Yes, it is, because I live in a country that calls itself Christian. Since Reagan came to power, this country has had a sort of orgy of self-congratulation about being Christian, and this really annoys me deeply. I feel it’s incumbent upon me to say so, because people seem to be afraid to say anything against Christianity at all these days.

The fundamentalist Christians have declared themselves to be my enemies in saying that all fantastic, imaginative literature is evil. OK. This makes me a little combative. I’m with Voltaire. I say, “To hell with the priests.” If they take that line, they have made me their enemy.

The whole problem of censorship is reduced over and over to pornography. Ask any librarian—90 percent of calls they get to withdraw a book have to do with Satanism, witchcraft. It is interference by fundamentalists or other rightwing groups with libraries and school curricula, school books, school libraries. It comes from fundamentalist Christians who apparently believe in witchcraft. If they didn’t, why would they make such a fuss over it?

But it’s not just Christianity. It is assumed in the United States that you’re some kind of monotheist, that you believe there is a God. You always run into this basic assumption of what people are. I meet it in writing classes: Everybody’s white, everybody’s heterosexual, everybody believes in God. I never have been interested in the idea of God. It’s just not part of my way of thinking. It doesn’t make much sense to me. That’s one of the reasons why Taoism appealed to me; I could find a structure of thought which is completely non-theist. It is a mysticism.

Do you come out and talk about non-theism very often?
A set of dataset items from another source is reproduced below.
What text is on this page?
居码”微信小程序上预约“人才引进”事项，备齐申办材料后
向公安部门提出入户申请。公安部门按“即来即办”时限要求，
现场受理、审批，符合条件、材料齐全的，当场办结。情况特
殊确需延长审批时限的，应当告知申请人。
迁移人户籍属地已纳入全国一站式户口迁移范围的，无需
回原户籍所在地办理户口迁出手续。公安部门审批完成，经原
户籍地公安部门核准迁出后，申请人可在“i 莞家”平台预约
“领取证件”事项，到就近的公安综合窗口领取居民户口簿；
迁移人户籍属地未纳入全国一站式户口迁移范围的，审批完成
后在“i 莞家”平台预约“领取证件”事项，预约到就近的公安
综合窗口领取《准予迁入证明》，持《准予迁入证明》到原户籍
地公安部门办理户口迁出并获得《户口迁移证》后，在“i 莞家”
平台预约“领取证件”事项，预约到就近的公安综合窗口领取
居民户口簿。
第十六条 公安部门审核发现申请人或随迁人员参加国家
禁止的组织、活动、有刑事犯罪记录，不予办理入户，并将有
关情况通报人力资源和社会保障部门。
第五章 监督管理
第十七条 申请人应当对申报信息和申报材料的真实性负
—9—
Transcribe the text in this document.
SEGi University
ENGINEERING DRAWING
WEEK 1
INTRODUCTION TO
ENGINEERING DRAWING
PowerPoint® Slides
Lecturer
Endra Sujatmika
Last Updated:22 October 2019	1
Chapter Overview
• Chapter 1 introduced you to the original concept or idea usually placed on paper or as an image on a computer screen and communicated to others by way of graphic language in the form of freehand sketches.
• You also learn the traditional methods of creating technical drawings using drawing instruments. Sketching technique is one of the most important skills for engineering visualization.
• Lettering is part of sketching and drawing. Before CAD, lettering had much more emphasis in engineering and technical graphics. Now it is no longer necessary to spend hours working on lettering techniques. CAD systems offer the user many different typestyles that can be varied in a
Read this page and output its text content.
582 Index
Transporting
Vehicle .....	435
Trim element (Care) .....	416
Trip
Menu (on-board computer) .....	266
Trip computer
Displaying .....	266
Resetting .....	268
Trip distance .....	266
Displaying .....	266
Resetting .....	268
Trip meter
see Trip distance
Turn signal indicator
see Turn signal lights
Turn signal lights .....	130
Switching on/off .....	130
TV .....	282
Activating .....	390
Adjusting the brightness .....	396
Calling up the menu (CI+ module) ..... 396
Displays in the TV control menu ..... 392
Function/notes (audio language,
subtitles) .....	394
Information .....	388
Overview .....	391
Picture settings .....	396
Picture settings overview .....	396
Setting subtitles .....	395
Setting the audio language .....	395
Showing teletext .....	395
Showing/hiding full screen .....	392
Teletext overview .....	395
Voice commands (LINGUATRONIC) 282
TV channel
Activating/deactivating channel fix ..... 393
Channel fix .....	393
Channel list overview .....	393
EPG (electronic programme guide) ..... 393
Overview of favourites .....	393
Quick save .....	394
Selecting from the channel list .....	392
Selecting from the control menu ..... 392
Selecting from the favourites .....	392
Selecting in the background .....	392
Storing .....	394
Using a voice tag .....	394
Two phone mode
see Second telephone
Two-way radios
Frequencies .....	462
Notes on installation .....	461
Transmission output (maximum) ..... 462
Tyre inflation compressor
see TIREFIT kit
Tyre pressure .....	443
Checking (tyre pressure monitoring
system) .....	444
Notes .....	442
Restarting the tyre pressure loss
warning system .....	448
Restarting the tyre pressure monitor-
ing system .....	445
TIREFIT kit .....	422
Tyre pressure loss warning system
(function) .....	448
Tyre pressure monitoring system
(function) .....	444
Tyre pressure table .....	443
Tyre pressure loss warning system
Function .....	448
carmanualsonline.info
No. Because I think it’s more effective to have it be part of the silent basis of everything I write. My work is central to my life. I would rather do it than say it. If my stories come from this central position of my own life, they’ll be honest and clear. And they won’t do anybody any harm. Because that is important. I think artists are responsible to their community to try not to do harm. That is a very unfashionable, perhaps dangerous thing to say. It doesn’t mean self-censorship, it doesn’t mean being afraid to hurt people’s feelings. It doesn’t mean not to rock the boat. It may mean to hurt people’s feelings. It may mean to rock the boat. But you’re doing it in the interests of not hurting people, not causing pain, trying to make the world a little more endurable.

I’m not an atheist in the sense of one who wants to fight with those who believe in God. I am simply not interested. I have a strong natural sympathy for polytheism, people like the Hindus or ancient Romans who had little gods everywhere, or Native American religions, which—what I know about them, which is not a lot—have a fully spiritual approach to reality. They don’t have gods, but everything is sacred. Now that makes complete sense to me. This is the religion I understand. But as soon as you get centered into a hierarchy with a boss at the top, I’m out.